田崎晴明著・「統計力学Ⅰ」の内容のギモン点、先生直々コメント!

「統計力学Ⅰ」(培風館)の著者である田崎晴明先生は東京大学卒で現在、学習院大学教授の物理学の権威の方です。

その「統計力学Ⅰ」の注釈の中から理解ができない点があるとのギモンの声が挙がっていたので、紹介したいと思います。

この注釈の内容は次の通りです。

同著に物理量の次元を考える上で指数関数の引数は、必ず無限大になるというのは理解できますが…

しかし、「対数の引数は必ず無次元になるとはいえない」という点がわからないとのでした。

 

どうしてこのようなものになったのかというギモン点に、田崎晴明先生から直々にアドバイスがありました。

「まずはじめに、まともな物理の関係式でA=exp(B)

というのがあったとしたら、本に説明した理由によりBは無次元となります。

これをひっくり返せば、B=log(A)

ですから、この場合はログの引数Aも無次元になります。

しかし、ここでA=CDと書いて、しかもCとDが次元を持っているということは可能です。

ということで、上の式はB=log(C)+log(D)となります。

ちゃんと左辺は無次元と言えますが、ログの中身は次元を持っている。

これは別に悪い計算でもありません。

ぼくの方の本の先をご覧になると、これに相当することをやっている部分がたくさんあるはずです。

『対数の引数も無次元にしたほうが見通しがいいから、なるべくそうしよう』と考えるひともいるかと思われます。

それはひとの好みがわかれるところなので、趣味によるかと考えられます。

ただし、引数関数の場合と違い、別に引数を無次元にすることをこだわらずにしても、ちゃんとした関係は書けるといえますよ。

そして問題としているのは、わりと抽象的な物理の理論での話となっています。

そのような場面では、次元のある物理量を扱うときにも単位を特定とせずに、物理量の中に単位が含まれるとしたら、

たとえばL=0.1m=1.0㎝=100mmのように使います。

というわけで、『単位をはぎ取る』という場合には同じ次元を持った、適切な量を選んでそれを割る必要が出てきます。

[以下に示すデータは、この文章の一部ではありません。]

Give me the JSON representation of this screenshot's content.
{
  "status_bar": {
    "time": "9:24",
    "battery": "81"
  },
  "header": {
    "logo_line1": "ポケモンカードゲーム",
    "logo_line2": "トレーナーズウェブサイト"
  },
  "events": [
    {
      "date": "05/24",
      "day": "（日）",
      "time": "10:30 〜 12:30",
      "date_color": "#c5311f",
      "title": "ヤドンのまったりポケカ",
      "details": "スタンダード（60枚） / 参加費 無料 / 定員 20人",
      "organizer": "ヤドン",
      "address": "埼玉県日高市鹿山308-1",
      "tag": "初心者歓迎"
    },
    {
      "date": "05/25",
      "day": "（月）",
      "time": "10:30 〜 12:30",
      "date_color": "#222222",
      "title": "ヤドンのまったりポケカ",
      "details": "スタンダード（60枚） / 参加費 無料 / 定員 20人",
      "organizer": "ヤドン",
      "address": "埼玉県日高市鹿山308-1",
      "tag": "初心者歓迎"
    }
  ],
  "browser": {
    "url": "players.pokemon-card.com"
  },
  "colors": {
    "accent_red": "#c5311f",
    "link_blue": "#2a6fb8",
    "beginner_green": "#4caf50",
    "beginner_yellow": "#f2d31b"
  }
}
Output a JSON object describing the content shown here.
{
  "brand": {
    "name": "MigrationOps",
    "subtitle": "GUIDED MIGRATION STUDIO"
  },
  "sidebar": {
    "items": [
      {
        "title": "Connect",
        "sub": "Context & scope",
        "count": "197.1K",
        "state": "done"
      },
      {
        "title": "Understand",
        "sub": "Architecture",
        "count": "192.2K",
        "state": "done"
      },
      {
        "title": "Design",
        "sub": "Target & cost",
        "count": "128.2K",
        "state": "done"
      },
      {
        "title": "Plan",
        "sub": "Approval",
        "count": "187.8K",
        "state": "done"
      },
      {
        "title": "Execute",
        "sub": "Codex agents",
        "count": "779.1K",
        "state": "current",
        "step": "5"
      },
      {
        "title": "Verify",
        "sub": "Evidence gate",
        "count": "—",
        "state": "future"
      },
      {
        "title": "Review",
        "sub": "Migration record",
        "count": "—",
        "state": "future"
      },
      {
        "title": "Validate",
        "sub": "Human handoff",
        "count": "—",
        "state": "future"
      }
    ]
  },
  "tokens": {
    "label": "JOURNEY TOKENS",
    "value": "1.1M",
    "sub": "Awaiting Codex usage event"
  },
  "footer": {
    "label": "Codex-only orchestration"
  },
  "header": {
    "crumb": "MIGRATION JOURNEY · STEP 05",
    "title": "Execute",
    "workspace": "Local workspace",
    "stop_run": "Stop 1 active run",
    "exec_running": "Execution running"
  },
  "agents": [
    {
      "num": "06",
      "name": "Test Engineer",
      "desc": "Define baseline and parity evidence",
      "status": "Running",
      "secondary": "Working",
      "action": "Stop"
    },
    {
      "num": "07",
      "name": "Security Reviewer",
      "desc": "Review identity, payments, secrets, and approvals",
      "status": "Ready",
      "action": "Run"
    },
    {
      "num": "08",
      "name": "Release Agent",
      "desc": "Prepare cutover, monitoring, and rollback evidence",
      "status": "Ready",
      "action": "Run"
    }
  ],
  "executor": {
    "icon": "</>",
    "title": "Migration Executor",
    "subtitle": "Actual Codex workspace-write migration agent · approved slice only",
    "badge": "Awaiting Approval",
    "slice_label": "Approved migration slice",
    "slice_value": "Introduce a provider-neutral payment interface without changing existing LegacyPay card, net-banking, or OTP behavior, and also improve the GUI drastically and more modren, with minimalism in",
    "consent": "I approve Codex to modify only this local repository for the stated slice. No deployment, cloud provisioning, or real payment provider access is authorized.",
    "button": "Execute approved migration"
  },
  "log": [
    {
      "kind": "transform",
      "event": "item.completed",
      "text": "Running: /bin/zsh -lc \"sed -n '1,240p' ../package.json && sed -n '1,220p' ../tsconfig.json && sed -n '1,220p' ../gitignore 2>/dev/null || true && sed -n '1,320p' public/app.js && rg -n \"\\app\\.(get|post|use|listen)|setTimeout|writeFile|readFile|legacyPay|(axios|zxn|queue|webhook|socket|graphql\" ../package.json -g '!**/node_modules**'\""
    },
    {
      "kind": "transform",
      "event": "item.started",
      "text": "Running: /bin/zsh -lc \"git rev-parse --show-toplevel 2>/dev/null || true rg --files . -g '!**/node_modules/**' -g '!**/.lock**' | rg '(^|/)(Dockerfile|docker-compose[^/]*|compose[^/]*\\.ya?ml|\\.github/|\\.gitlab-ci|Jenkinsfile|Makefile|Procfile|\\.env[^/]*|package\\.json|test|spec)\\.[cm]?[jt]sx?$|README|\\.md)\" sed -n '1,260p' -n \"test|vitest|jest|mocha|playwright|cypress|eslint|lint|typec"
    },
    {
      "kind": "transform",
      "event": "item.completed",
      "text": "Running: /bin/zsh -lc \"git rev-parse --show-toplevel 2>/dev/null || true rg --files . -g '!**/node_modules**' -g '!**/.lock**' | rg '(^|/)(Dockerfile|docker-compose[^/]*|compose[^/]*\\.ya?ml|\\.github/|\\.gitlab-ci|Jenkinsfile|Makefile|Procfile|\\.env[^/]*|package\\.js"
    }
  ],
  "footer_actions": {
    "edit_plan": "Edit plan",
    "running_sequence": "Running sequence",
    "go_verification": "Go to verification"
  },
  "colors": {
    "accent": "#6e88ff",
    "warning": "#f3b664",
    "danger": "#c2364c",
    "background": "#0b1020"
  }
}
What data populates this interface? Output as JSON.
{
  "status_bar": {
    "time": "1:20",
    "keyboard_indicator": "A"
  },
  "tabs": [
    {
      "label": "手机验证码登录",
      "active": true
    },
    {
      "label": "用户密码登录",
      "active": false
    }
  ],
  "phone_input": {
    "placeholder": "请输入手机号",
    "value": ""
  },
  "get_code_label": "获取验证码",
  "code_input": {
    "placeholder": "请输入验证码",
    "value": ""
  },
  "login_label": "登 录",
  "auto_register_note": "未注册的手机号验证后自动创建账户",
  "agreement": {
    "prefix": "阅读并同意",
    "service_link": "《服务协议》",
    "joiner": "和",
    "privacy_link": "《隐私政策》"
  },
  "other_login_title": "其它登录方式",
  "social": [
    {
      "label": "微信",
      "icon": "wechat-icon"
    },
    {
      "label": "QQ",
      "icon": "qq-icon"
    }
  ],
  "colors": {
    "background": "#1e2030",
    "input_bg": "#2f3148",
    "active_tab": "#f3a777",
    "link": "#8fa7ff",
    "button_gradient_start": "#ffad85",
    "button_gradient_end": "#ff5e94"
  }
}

次元のある量を対数の引数にしても、何も困らないということです。

一貫してきちんと計算する限り、次元にかかわる矛盾は一切出てこないというわけになります。」

 

という、田崎晴明先生直々の考えを教えていただきました。

このような機会はあまり見られないので、とても貴重な場面だったのではないでしょうか。